Two years later and Virgo is going from strength to strength, hailed as "The New Voice of Jamaica". If The System was meant to be his "difficult second album", he has passed that test with flying colours, delivering an inspired set of new material mixing ballads and "reality" tunes, but weighing in heavier on the "rough life" side of things this time.
Songs like Minimum Wage, Another Day Another Dollar and Food fi the Plate evidence increased maturity in terms of vocal delivery and lyrical content, while the highly personal Not Today seems to recount a near-death experience at birth. With the exception of Don’t You Remember, which is too slushy to be noteworthy, the romantic tracks sound very good as well, and Broken Heart, a collaborative number with Busy Signal, is highly entertaining. And although Virgo is first and foremost a singer, he also shows off his rapping skills now and again, evidencing the multiple dimensions of his talent.
Helping the album maintain its quality is sterling production from Shane Brown, whose Juke Boxx Productions has been issuing some of the most inspired dancehall material of late; Donovan Germain, Danny Browne, and Clive Hunt are among the other figures on the production side. Great live drums from Kirkledove maintain the propulsion, and a live horn section adds depth to certain tracks.

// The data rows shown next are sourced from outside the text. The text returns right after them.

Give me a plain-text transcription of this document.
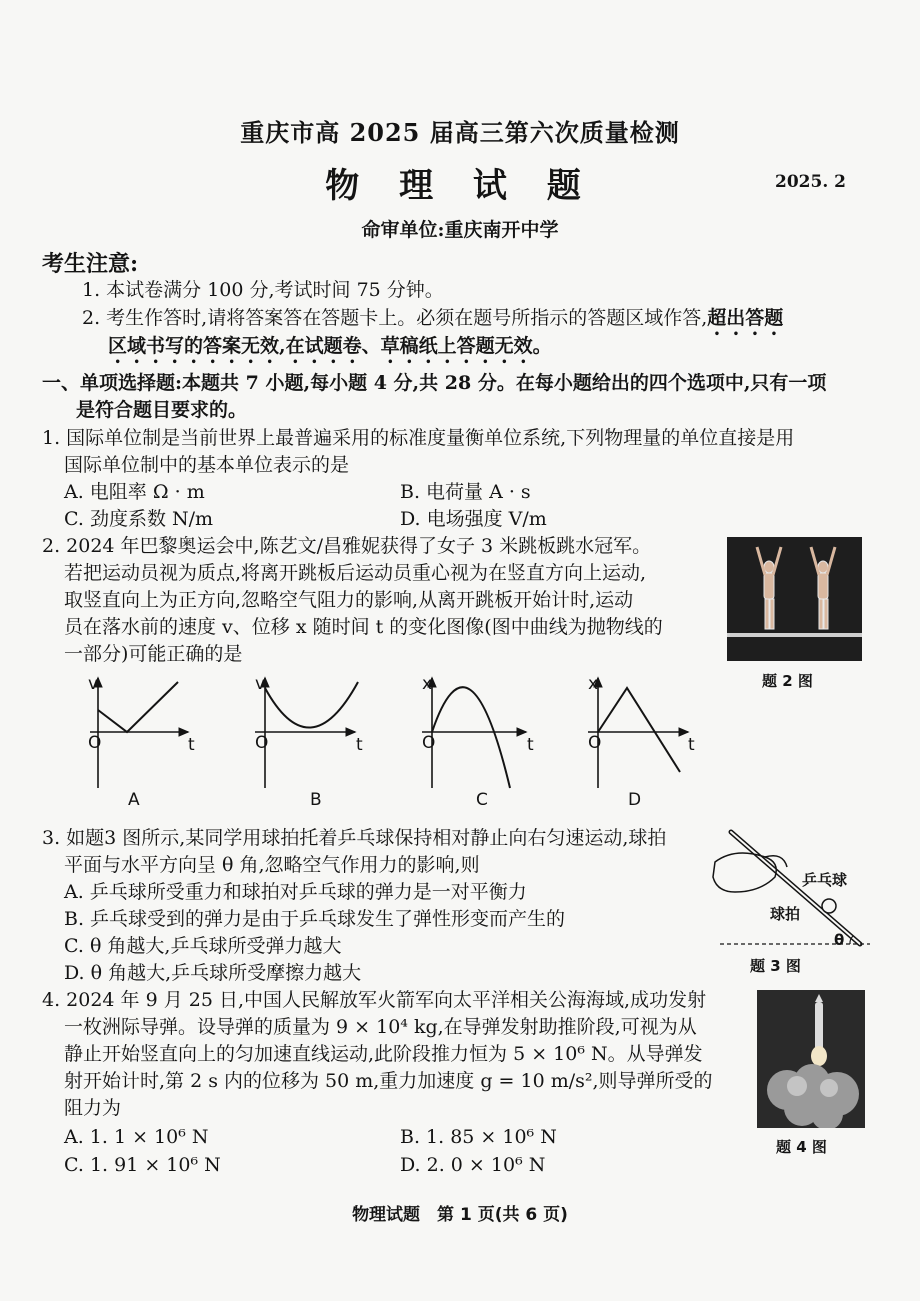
重庆市高 2025 届高三第六次质量检测
物 理 试 题	2025. 2
命审单位:重庆南开中学
考生注意:
1. 本试卷满分 100 分,考试时间 75 分钟。
2. 考生作答时,请将答案答在答题卡上。必须在题号所指示的答题区域作答,超出答题
区域书写的答案无效,在试题卷、草稿纸上答题无效。
一、单项选择题:本题共 7 小题,每小题 4 分,共 28 分。在每小题给出的四个选项中,只有一项
是符合题目要求的。
1. 国际单位制是当前世界上最普遍采用的标准度量衡单位系统,下列物理量的单位直接是用
国际单位制中的基本单位表示的是
A. 电阻率 Ω · m	B. 电荷量 A · s
C. 劲度系数 N/m	D. 电场强度 V/m
2. 2024 年巴黎奥运会中,陈艺文/昌雅妮获得了女子 3 米跳板跳水冠军。
若把运动员视为质点,将离开跳板后运动员重心视为在竖直方向上运动,
取竖直向上为正方向,忽略空气阻力的影响,从离开跳板开始计时,运动
员在落水前的速度 v、位移 x 随时间 t 的变化图像(图中曲线为抛物线的
一部分)可能正确的是
题 2 图
v
O	t
A
v
O	t
B
x
O	t
C
x
O	t
D
3. 如题3 图所示,某同学用球拍托着乒乓球保持相对静止向右匀速运动,球拍
平面与水平方向呈 θ 角,忽略空气作用力的影响,则
A. 乒乓球所受重力和球拍对乒乓球的弹力是一对平衡力
B. 乒乓球受到的弹力是由于乒乓球发生了弹性形变而产生的
C. θ 角越大,乒乓球所受弹力越大
D. θ 角越大,乒乓球所受摩擦力越大
乒乓球
球拍
θ
题 3 图
4. 2024 年 9 月 25 日,中国人民解放军火箭军向太平洋相关公海海域,成功发射
一枚洲际导弹。设导弹的质量为 9 × 10⁴ kg,在导弹发射助推阶段,可视为从
静止开始竖直向上的匀加速直线运动,此阶段推力恒为 5 × 10⁶ N。从导弹发
射开始计时,第 2 s 内的位移为 50 m,重力加速度 g = 10 m/s²,则导弹所受的
阻力为
A. 1. 1 × 10⁶ N	B. 1. 85 × 10⁶ N
C. 1. 91 × 10⁶ N	D. 2. 0 × 10⁶ N
题 4 图
物理试题　第 1 页(共 6 页)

In case you’ve never heard Virgo before, sit down and give this album a proper listen. Although their styles are different, he can perhaps be likened to Tarrus Riley in that his output is always worth tracking down. If you’re already familiar with this great young talent, you’ve probably already got your copy by now. But keep your eyes open for his next appearances in your area, as catching him live is unlikely to disappoint.